Matt, that’s right. It can be expressed in terms of classes, sets, domains, meanings, etc.
“It is true that there is no truth, and it is absolutely the case that everything is relative.” 😀
[…] post is a reflection on the Once Upon an A Priori…. post over at theMandM […]
The whole point for the common person exposed to general universal statements about knowledge, truth, or reality, such as “Everything is X” (where X means determined, person-relative, illusion, maya, false, subjective, biased, hopeless, meaningless, futile, bs, or limited by language, desires, etc.), is to ask about the status of those statements in view of what they assert about themselves.
I personally know a number of quite nonintellectual people who have had life-changing eureka moments from becoming aware of this intellectual sight-of-hand and asking that simple question I mentioned earlier.
Madeleine, I’m looking around for a plugin with those features.
Being accurate to all concerns is what drives the emphasis on precision in philosophical and theological thinking, and self-reference is in a sense just as crucial as the most basic criteria.
But there is a salvation principle in the use of reason and logic. The salvation of God as a general notion of the ultimate mind and what God’s principles of being imply for a finite knower include an operational saving principle in that same valuing and implementing of reason and against entropy and the probably entropy-driven tendency toward self-contradiction. Add universal causality and you have the potential for a series of willful finitely-unrectifiable defections from the ideal of rational and logical thought and action. Sort of a sin cocktail that’s subtlely yet radically bad for you, but which we drink periodically nonetheless.
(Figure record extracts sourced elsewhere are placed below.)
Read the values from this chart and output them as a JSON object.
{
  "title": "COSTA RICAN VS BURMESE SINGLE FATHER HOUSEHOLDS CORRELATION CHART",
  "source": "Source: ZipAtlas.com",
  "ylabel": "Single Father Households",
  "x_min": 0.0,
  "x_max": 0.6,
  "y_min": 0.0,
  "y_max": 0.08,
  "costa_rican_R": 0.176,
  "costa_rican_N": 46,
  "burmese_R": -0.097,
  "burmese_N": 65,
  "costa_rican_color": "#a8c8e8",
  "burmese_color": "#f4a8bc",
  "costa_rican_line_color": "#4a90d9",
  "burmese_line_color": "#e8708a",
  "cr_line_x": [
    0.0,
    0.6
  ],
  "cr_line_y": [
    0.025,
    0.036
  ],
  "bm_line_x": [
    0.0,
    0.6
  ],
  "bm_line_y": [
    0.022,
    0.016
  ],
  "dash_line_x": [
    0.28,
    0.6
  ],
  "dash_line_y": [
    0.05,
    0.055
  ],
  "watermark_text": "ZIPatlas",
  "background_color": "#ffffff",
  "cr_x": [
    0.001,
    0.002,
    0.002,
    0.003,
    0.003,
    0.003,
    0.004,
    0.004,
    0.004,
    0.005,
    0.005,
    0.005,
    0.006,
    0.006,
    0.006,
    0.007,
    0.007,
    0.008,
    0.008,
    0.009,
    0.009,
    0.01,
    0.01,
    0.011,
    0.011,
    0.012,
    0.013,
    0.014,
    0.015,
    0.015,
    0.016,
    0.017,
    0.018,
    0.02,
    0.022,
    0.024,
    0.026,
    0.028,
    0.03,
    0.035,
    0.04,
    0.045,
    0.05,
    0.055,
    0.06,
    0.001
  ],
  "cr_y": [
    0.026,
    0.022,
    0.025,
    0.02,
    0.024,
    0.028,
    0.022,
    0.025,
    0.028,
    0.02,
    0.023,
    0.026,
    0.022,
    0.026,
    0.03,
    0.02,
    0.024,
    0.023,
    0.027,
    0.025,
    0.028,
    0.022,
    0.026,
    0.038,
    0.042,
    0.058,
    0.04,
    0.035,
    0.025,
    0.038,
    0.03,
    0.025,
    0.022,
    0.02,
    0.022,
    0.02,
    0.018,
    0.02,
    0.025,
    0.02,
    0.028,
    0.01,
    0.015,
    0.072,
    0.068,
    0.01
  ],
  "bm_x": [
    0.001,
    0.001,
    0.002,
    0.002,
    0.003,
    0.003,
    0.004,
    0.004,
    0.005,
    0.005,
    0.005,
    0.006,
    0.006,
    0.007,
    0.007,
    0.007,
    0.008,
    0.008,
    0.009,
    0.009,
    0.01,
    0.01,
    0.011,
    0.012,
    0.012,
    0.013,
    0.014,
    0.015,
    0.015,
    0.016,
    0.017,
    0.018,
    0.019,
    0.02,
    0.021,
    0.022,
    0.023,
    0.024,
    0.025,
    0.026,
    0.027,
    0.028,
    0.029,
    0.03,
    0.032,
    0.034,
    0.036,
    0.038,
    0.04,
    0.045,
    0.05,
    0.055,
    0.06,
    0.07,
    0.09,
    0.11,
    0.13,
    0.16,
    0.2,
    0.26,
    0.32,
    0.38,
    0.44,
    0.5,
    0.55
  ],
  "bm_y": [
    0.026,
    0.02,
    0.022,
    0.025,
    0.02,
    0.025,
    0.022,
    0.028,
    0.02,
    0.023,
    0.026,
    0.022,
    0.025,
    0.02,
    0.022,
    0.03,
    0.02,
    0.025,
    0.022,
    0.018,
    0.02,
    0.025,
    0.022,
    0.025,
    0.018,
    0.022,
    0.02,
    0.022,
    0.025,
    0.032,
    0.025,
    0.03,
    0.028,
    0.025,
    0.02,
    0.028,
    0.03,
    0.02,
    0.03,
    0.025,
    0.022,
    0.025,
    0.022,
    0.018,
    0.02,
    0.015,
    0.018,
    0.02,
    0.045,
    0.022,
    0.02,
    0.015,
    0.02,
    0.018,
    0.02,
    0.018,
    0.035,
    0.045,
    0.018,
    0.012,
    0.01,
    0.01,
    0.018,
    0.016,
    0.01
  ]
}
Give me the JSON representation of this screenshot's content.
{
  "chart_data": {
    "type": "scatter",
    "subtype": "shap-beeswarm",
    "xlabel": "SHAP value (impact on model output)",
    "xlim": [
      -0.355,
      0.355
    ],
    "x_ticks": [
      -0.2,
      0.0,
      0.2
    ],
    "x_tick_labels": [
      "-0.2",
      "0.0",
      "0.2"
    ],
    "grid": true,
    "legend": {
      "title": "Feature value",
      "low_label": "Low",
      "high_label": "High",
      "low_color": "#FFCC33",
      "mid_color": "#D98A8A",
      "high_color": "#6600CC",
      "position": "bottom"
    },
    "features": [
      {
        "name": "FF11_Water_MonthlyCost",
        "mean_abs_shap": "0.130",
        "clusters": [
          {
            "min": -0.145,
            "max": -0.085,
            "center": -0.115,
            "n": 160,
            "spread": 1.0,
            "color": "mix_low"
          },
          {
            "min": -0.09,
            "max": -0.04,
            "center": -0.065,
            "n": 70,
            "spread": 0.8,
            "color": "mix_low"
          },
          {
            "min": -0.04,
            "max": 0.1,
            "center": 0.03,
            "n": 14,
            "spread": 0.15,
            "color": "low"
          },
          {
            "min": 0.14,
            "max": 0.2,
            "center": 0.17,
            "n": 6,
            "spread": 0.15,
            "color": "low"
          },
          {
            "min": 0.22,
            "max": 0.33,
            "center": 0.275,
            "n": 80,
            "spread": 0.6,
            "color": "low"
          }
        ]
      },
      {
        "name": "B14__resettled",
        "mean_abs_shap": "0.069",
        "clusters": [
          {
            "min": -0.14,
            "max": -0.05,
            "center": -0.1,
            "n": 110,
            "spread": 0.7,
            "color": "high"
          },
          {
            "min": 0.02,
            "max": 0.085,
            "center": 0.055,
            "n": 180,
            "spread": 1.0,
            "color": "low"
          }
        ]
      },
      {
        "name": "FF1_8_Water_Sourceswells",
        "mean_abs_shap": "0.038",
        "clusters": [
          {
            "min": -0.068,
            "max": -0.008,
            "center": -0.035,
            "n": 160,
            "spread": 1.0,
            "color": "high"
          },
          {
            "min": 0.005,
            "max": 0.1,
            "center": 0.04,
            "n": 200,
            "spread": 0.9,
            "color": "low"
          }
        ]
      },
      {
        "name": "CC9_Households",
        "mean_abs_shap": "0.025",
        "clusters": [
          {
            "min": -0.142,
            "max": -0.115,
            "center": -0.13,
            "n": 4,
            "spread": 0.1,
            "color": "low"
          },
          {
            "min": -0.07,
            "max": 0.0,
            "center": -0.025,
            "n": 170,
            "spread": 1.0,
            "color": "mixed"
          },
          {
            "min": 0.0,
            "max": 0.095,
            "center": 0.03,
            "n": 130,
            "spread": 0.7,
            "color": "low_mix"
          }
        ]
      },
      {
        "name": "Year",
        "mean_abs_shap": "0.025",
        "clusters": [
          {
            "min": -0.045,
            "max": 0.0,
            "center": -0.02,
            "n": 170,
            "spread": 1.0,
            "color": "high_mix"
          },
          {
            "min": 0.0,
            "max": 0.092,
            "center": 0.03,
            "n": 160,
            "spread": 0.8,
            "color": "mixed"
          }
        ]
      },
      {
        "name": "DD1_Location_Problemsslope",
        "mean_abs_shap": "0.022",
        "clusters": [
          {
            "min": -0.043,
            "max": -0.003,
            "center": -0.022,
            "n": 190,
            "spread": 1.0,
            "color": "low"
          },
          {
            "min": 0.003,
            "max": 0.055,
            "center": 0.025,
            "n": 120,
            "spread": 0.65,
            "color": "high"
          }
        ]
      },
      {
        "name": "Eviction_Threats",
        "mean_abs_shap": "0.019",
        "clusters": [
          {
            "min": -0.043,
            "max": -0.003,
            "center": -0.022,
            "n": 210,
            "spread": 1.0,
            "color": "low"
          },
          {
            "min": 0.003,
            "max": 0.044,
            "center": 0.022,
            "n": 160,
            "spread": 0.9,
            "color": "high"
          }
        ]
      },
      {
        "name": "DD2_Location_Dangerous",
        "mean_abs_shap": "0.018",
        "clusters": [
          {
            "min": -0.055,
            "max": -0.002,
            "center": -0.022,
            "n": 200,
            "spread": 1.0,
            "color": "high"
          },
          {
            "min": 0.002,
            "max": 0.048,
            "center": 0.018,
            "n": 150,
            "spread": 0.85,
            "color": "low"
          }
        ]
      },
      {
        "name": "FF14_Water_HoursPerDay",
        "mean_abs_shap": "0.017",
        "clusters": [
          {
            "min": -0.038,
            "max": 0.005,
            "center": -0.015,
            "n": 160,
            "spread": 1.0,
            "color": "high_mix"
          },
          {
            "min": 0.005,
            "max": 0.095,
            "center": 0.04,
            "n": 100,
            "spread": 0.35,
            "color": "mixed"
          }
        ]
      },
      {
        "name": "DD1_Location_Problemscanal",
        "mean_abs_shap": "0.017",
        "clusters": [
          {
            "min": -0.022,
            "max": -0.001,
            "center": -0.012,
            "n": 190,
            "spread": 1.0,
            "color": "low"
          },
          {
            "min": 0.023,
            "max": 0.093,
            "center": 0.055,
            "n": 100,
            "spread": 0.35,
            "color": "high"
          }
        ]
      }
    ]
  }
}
So the constant use of reason as necessary for life is already a partial taking advantage of the salvation of God in terms of some kind of general common grace granted by virtue of existing in God’s substantially rational and logical world, by instantiating and referencing transcendental principles that are nothing other than necessary instrumental aspects of the divine mind. And the fact that we don’t perfectly actualize the ideal also requires that we operate on the basis of reason in order to realize and recognize willful defections from that same reason and logic. The universal applicability of reason is a power of a nonlocal transcendent mind whose principles of thinking are necessarily instantiated in any finite being. A perfect instantiation is all-powerful, which makes possible and guarantees the salvation offered through Jesus Christ, which is paralleled already in cognitive and evaluative processes which also must be believed in to survive and thrive in the immediate experiential world.
If Jesus saves, it’s only because a saving method of thought paved the way through principles that must be used to give meaning to the action taken. Only God, since one core aspect of God’s being simply *is* the set of logical and rational principles, can perfectly rectify the effects of deliberate irrational acts and thoughts in a context of universal causality, and transform the whole person, eventually comprehensively.